House and Senate lawmakers have introduced resolutions to repeal the rule under the Congressional Review Act, which allows lawmakers to invalidate federal rules and limits agencies’ ability to issue a similar rule in the future. Proponents argue the rule undercuts state consumer protection laws.
Source: ICBA
Western Union to test banking products

Money transfer giant The Western Union Co. is set to test banking products like debit or credit cards for its customers in the third quarter, Bloomberg News reported, citing a Bloomberg Television interview with Western Union CFO Raj Agrawal. The Denver-based financial services company is also considering creating a marketplace where consumers can shop, Agrawal told the news outlet.
Source: S&P Global Market Intelligence; Bloomberg
Postal banking gains momentum

With Democrats in control of Congress and the White House, the concept of postal banking appears to be gaining traction.

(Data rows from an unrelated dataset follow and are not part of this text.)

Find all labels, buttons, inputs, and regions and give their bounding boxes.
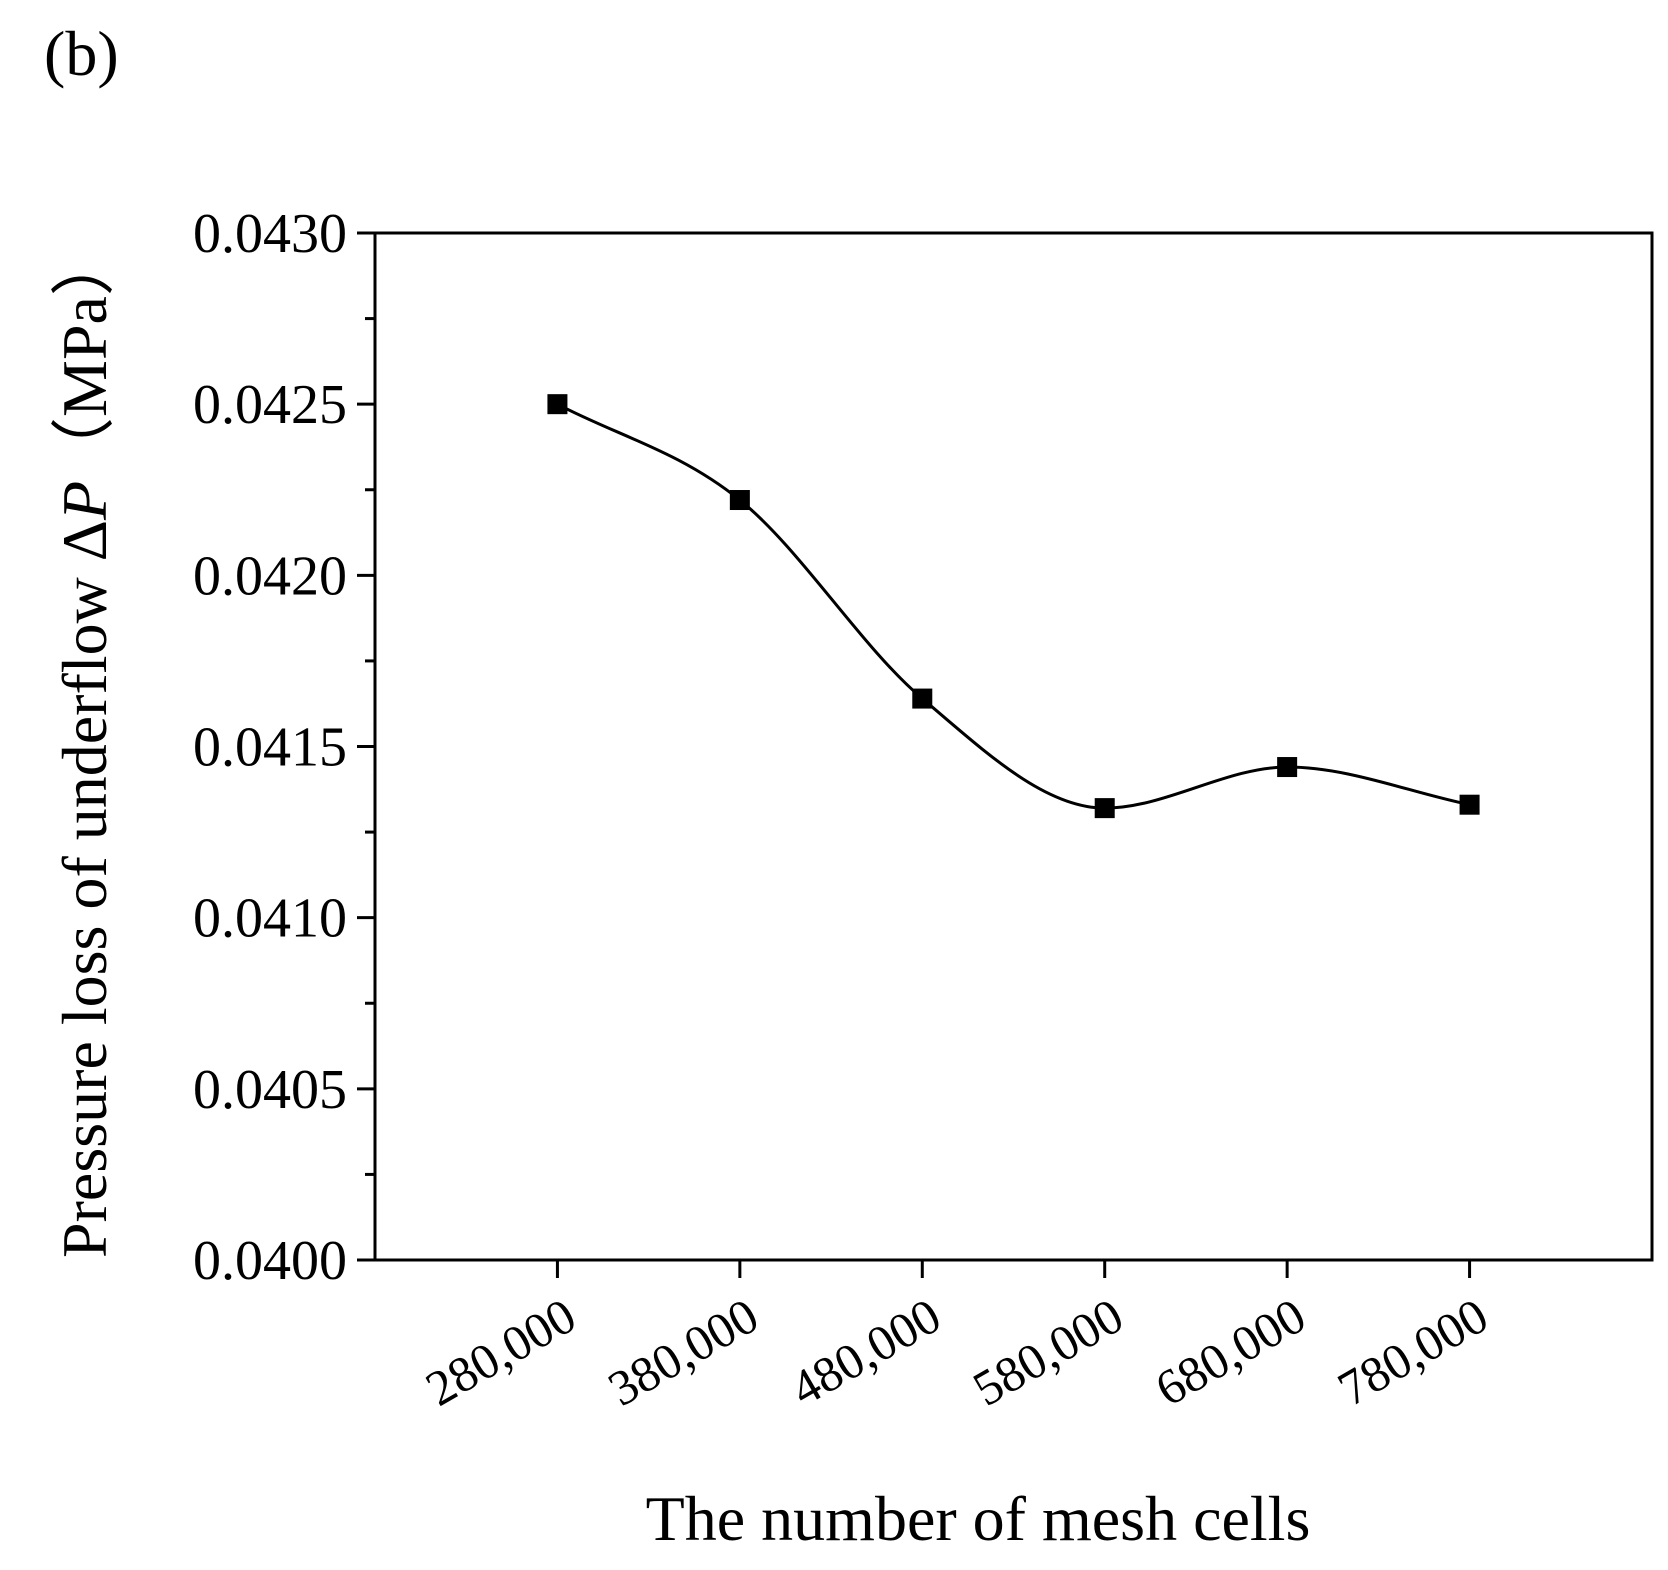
panel-label: (b) xyxy=(44,18,119,89)
y-tick-label: 0.0420 xyxy=(193,545,347,607)
y-tick-label: 0.0410 xyxy=(193,888,347,950)
x-tick-labels: 280,000 380,000 480,000 580,000 680,000 780,0… xyxy=(416,1287,1497,1417)
y-tick-label: 0.0400 xyxy=(193,1230,347,1292)
x-tick-label: 780,000 xyxy=(1328,1287,1497,1417)
data-point xyxy=(1094,798,1115,819)
y-tick-labels: 0.0400 0.0405 0.0410 0.0415 0.0420 0.0425 0.04… xyxy=(193,203,347,1292)
y-tick-label: 0.0430 xyxy=(193,203,347,265)
y-axis-title-main: Pressure loss of underflow Δ xyxy=(49,520,120,1258)
y-tick-label: 0.0425 xyxy=(193,374,347,436)
data-point xyxy=(912,688,933,709)
y-axis-title-variable: P xyxy=(49,481,120,521)
axis-ticks xyxy=(357,231,1472,1278)
data-markers xyxy=(547,394,1480,819)
x-tick-label: 280,000 xyxy=(416,1287,585,1417)
x-tick-label: 380,000 xyxy=(599,1287,768,1417)
data-point xyxy=(1277,757,1298,778)
data-point xyxy=(729,490,750,511)
x-axis-title: The number of mesh cells xyxy=(646,1483,1311,1554)
y-axis-title: Pressure loss of underflow ΔP（MPa） xyxy=(49,232,120,1258)
x-tick-label: 580,000 xyxy=(963,1287,1132,1417)
x-tick-label: 680,000 xyxy=(1146,1287,1315,1417)
y-tick-label: 0.0415 xyxy=(193,717,347,779)
y-axis-title-unit: （MPa） xyxy=(49,232,120,481)
data-point xyxy=(547,394,568,415)
x-tick-label: 480,000 xyxy=(781,1287,950,1417)
fitted-curve xyxy=(556,402,1470,810)
plot-frame xyxy=(373,231,1654,1262)
y-tick-label: 0.0405 xyxy=(193,1059,347,1121)
data-point xyxy=(1459,794,1480,815)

Sen. Sherrod Brown, D-Ohio, a long-time proponent of postal banking, is leading the Senate Banking Committee. Top Democratic leaders are calling for a postal banking pilot program and have previously introduced bills to establish postal banking. Sen. Kirsten Gillibrand, D-N.Y., and others suggested Congress include $6 million in its appropriations bill to pilot a nonprofit banking operation run out of postal offices.

Postal banking advocates argue that leveraging the U.S. Postal Service's more than 34,000 locations to offer low-cost, basic banking services like checking accounts and low-interest loans is the best way to reach low income and underbanked consumers. It's a form of public banking that has been successful in several countries, including Japan, Germany, France and China. But opponents of postal banking believe it would create an unfair competitive environment for community banks, pitting them against a government entity with a virtually unlimited budget.

Some critics dismiss the need for postal banking, arguing the banking business is best left to the private sector.

"We have banks. The idea that the government is going to do a better job is just laughable," said Patrick Toomey, R-Pa., Senate Finance Committee ranking member.

With a razor-thin margin in the Senate, Democrats in favor of postal banking are facing an uphill battle, noted Isaac Boltansky, director of policy research at Compass Point Research & Trading LLC. "The odds are still heavily against postal banking being enacted any time in the near future."

The primary goal of a postal bank would be to serve unbanked and underbanked Americans. An FDIC survey in 2019 found that 5.4% of Americans were unbanked. Even more people are underbanked, meaning they have some access to financial services but still used high-cost products such as small-dollar loans from payday lenders.